Phagocytosis of AB promotes galectin-3 secretion by HSC (A) and Kupffer cells (B). Primary rat HSC or Kupffer cells were incubated with AB in serum-free medium for 48 h. The medium was collected, and enzyme-linked immunosorbent assay (ELISA) was performed to quantify the galectin-3 released by the cells. The galectin-3 level in the medium was significantly higher in AB-treated HSC (mean ± SE, n = 3, ##P < 0.0001) and Kupffer cells (*P < 0.05) compared with the nontreated controls.

Fig. 5.

Galectin-3 is upregulated in livers from bile duct-ligated (BDL) animals. HSC were isolated from BDL and sham-operated rats (A). The expression of galectin-3 was significantly increased in HSC from BDL animals (*P < 0.05). Immunofluorescence and confocal microscopy studies using anti-galectin-3 (B, a and d) and anti-α-smooth muscle actin (α-SMA) antibodies (B, b and e) indicated colocalization of the α-SMA and galectin-3 signals (B, c and f, overlay images).

Fig. 6.

Liver fibrosis is decreased in galectin-3^−/− mice. Picrosirius staining demonstrates decreased fibrosis following BDL in galectin-3^−/− mice (A). The areas of fibrosis were significantly lower in the galectin-3^−/− mice following BDL (mean ± SE, 5 different areas counted in 5 mice, P < 0.05, B). The collagen level in the liver was assessed by hydroxyproline assay (C). In wt mice, increased levels of hydroxyproline were seen, whereas in the galectin-3^−/− mice this was significantly decreased (P < 0.05). The expression of procollagen α1(I) and α-SMA was examined by real-time PCR (D). In wt mice following BDL, the expression of both transcripts has significantly increased, whereas in the galectin-3^−/− mice the increase was significantly blunted (mean ± SE, n = 3, *P < 0.05 and **P < 0.01). The expression of TGF-β1 and tissue inhibitor of matrix metalloproteinase-1 was also significantly reduced in the galectin-3 ^−/− mice. Data are means ± SE, N = 3 (*P < 0.05, E).
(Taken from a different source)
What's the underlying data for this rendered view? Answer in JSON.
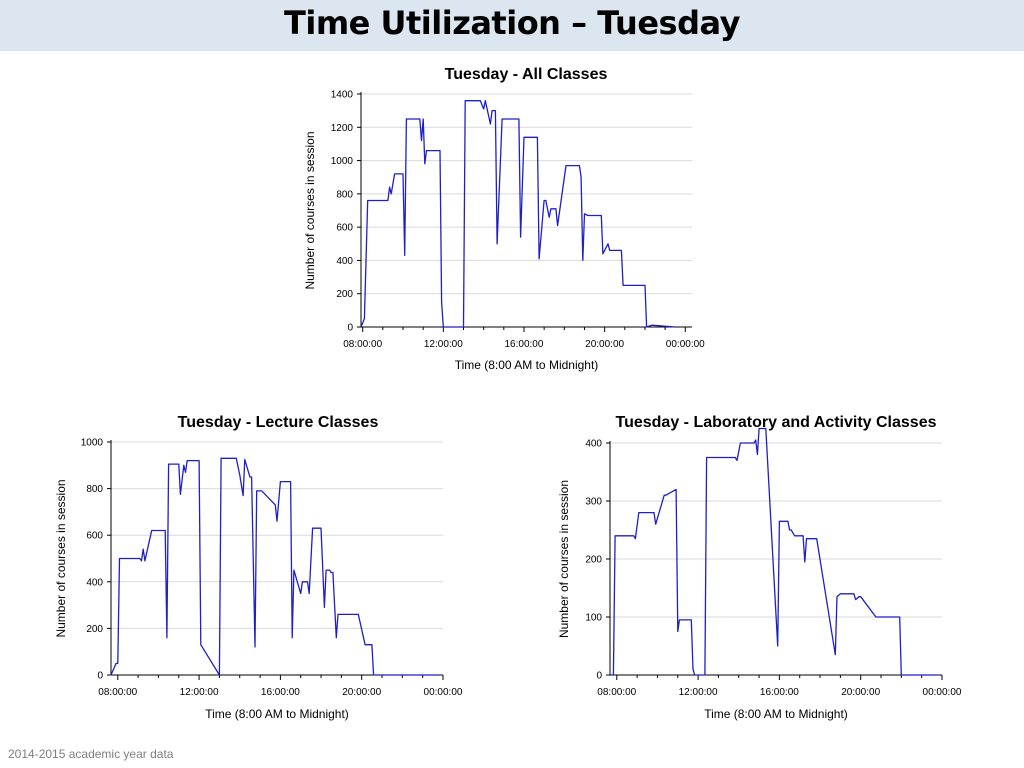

The inflammatory markers tumor necrosis factor (TNF)-α, monocyte chemotactic protein (MCP)-1, interleukin (IL)-1β, and IL-6 have decreased in galectin-3^−/− BDL mice; however, only the reduction of MCP-1 was significant. Data are means ± SE, n = 3 (*P < 0.05, F).

Fig. 7.

The role of galectin-3 in HSC activation. Galectin-3 induces integrin-mediated uptake of AB, NF-κB activation, and an increase in galectin-3 production and secretion. Thus galectin-3 may regulate fibrosis by a feedforward mechanism.